Oruç ayı bu ay da oldukça sıcak yaz mevsimi Temmuza denk geldi. Bektaşi'nin nüktedan yorumuyla müminleri pek sevdiği için her yıl on bir gün daha önce gelen on bir ayın sultanını birkaç yıl daha yaz mevsiminde karşılamaya devam edeceğiz.
Şehir her Ramazan baştanbaşa oruç ayına özel renklerle donatılırken, gerek belediyelerin tertip ettiği Ramazan eğlenceleri, gerekse hemen her semtte kurulan iftar çadırları birlik ve beraberliğin simgesi olarak Müslümanlara huzur veriyor. Eyüp'ten Sultanahmet'e, Üsküdar'dan Fatih'e kadar tüm İstanbul bu kutlu ayı coşkuyla karşılayıp sükunet ve huzurla uğurluyor.

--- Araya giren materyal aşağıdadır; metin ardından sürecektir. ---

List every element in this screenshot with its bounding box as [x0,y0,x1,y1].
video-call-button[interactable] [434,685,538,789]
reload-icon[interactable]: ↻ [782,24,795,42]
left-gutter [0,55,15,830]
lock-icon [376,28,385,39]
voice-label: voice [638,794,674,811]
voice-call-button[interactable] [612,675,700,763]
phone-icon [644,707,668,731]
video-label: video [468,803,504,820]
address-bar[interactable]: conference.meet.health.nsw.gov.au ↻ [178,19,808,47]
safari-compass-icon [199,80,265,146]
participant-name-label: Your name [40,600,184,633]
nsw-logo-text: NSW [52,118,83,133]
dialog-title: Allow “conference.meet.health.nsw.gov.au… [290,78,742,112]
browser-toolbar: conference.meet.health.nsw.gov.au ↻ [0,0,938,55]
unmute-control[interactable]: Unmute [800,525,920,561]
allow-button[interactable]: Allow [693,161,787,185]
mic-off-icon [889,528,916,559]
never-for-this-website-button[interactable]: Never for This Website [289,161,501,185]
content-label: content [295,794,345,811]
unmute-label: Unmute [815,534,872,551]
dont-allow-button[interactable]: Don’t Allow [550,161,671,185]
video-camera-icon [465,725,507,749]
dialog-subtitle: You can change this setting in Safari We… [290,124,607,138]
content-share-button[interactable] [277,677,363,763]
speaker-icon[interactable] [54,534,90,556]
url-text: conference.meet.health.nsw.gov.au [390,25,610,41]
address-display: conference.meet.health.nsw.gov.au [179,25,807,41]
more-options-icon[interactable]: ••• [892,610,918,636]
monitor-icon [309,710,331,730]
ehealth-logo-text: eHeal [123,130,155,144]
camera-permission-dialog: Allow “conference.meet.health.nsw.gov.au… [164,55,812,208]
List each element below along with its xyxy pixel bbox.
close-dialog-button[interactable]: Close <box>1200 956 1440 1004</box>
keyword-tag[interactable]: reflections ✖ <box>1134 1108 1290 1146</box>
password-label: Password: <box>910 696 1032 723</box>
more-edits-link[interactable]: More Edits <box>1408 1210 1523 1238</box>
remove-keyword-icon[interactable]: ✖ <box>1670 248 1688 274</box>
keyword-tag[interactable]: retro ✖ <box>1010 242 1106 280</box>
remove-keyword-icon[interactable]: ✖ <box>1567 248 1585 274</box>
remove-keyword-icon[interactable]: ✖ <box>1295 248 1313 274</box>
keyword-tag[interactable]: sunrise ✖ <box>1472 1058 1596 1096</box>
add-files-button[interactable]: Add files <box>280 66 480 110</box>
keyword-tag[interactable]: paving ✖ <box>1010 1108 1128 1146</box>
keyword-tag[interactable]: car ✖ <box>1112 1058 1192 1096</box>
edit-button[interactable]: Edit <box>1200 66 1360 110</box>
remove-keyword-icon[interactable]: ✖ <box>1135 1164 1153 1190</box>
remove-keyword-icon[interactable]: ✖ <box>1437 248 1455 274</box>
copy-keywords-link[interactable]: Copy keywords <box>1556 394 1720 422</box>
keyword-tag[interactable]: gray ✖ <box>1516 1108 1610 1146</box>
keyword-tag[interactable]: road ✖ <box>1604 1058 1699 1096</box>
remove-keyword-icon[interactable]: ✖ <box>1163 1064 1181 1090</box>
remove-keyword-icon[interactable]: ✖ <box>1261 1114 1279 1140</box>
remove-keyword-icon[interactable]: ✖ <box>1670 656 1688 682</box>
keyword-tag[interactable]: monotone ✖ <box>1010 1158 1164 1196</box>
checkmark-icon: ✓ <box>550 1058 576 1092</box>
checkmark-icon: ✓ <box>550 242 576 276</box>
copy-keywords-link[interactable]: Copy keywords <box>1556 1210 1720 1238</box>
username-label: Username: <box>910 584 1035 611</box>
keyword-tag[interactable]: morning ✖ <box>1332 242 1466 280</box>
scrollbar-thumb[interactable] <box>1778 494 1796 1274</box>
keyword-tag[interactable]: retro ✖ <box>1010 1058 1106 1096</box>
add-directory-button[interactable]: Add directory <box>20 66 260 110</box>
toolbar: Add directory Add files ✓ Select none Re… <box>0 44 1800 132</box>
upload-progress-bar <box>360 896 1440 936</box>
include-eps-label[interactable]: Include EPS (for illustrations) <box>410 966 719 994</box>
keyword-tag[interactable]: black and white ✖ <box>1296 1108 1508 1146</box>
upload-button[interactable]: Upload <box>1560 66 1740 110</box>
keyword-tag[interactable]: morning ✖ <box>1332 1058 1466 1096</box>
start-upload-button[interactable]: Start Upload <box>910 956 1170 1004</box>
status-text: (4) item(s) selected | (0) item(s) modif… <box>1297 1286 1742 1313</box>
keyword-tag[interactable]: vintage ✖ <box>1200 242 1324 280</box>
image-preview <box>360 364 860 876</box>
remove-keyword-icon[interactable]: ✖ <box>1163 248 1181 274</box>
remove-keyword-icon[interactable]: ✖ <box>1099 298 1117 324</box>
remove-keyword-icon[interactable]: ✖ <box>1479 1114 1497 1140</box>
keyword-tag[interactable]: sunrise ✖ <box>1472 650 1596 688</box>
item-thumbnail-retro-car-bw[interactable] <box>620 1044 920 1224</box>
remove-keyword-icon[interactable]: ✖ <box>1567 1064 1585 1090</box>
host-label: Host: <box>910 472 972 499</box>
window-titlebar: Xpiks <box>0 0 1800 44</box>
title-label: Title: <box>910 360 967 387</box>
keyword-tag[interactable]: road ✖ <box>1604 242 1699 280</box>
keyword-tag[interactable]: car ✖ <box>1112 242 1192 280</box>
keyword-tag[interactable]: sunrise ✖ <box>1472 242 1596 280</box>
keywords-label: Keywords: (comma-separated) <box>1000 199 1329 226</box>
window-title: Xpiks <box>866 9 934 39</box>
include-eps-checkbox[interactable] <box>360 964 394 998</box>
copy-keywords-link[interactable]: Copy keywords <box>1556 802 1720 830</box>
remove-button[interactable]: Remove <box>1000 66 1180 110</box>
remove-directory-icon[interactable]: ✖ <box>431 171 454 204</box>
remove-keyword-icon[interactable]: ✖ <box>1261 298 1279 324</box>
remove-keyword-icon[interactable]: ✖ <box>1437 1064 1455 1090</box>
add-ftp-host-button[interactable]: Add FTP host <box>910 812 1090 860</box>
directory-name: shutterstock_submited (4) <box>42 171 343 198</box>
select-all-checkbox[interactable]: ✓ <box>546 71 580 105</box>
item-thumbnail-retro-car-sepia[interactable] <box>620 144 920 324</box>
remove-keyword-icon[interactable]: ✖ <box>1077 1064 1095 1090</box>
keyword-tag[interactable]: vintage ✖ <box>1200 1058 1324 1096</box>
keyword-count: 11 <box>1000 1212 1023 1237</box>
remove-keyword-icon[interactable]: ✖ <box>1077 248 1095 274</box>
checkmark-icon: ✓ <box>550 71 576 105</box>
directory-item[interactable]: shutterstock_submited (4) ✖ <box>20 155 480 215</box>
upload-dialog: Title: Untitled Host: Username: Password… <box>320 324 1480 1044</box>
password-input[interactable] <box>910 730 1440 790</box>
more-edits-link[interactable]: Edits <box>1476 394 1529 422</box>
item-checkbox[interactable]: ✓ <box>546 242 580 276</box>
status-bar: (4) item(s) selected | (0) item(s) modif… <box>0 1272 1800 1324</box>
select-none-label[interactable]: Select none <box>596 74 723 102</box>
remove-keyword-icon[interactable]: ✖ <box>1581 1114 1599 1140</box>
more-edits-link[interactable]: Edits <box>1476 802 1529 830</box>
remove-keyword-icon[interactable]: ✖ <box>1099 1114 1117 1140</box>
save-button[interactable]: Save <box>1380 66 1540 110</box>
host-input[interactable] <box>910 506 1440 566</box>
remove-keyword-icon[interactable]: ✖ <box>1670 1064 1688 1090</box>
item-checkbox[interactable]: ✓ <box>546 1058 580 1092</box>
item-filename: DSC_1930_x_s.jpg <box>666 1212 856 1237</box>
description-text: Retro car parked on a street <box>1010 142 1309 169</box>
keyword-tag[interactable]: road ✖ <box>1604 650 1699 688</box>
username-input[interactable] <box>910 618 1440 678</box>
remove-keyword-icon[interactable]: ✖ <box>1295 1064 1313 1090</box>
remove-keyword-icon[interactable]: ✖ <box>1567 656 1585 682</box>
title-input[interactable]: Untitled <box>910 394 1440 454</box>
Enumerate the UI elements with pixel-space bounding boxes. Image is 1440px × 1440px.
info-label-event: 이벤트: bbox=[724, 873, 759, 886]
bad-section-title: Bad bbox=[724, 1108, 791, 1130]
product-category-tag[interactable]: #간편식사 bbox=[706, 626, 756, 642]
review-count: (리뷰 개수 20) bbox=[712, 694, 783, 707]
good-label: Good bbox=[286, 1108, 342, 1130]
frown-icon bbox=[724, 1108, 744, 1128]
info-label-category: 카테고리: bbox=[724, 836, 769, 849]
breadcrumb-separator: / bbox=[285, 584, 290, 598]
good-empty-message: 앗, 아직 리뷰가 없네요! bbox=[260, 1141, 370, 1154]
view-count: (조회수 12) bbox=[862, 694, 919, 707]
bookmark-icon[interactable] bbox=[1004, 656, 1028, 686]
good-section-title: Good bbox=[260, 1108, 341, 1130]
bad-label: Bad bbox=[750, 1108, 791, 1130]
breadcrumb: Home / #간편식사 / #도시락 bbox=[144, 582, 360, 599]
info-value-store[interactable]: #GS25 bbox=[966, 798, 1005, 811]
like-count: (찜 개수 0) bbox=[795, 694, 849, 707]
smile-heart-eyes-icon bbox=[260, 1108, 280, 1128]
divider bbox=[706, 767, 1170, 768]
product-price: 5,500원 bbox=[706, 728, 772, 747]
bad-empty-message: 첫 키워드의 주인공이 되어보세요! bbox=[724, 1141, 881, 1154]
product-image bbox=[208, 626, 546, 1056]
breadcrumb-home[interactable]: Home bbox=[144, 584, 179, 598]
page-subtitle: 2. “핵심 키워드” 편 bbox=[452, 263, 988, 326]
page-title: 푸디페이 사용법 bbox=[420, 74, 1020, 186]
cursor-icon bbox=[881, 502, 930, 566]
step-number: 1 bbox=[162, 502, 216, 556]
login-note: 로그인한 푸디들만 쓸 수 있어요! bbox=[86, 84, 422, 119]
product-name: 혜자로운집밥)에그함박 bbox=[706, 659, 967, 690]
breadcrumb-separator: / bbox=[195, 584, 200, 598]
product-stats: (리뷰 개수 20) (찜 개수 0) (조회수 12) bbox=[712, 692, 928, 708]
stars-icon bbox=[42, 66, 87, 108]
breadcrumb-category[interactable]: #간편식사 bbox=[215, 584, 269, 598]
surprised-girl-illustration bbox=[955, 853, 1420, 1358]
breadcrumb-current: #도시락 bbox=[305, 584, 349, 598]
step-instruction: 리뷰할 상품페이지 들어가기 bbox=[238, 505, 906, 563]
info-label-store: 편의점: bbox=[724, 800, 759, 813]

Günümüzde gerçekleşen etkinlikler ve programlar herkesin malumu. Peki ya Osmanlı sarayında bayram nasıl karşılanıyordu? Fatih Kanunnamesi'ndeki "Bayramlarda Divan Meydanı'na taht kurulup çıkmak emrim olmuştur" kuralı gereği, Ramazan ve Kurban Bayramında, sabah namazından sonra, sarayın taht kapısı (Babüssaade) önüne mücevherli altın bayram tahtı kurulur; sadrazam ve divan erkanı Kubbealtı'nda; ulema, ocak ağaları, kalemefendileri, hekimbaşıya kadar teşrifat defterinde yazılı olanlar da tören giysili olarak el etek öpmek için beklerlerdi. Padişah taht kapısında görününce çavuşlar topluca: "Mağrur olma padişahım, senden büyük Allah var!" diye alkışta bulunurlardı. Tören bitince hareme geçen padişah ailesiyle bayramlaşır; harem taşlığında murassa eğerli atına binerek namaz kılacağı camiye giderdi.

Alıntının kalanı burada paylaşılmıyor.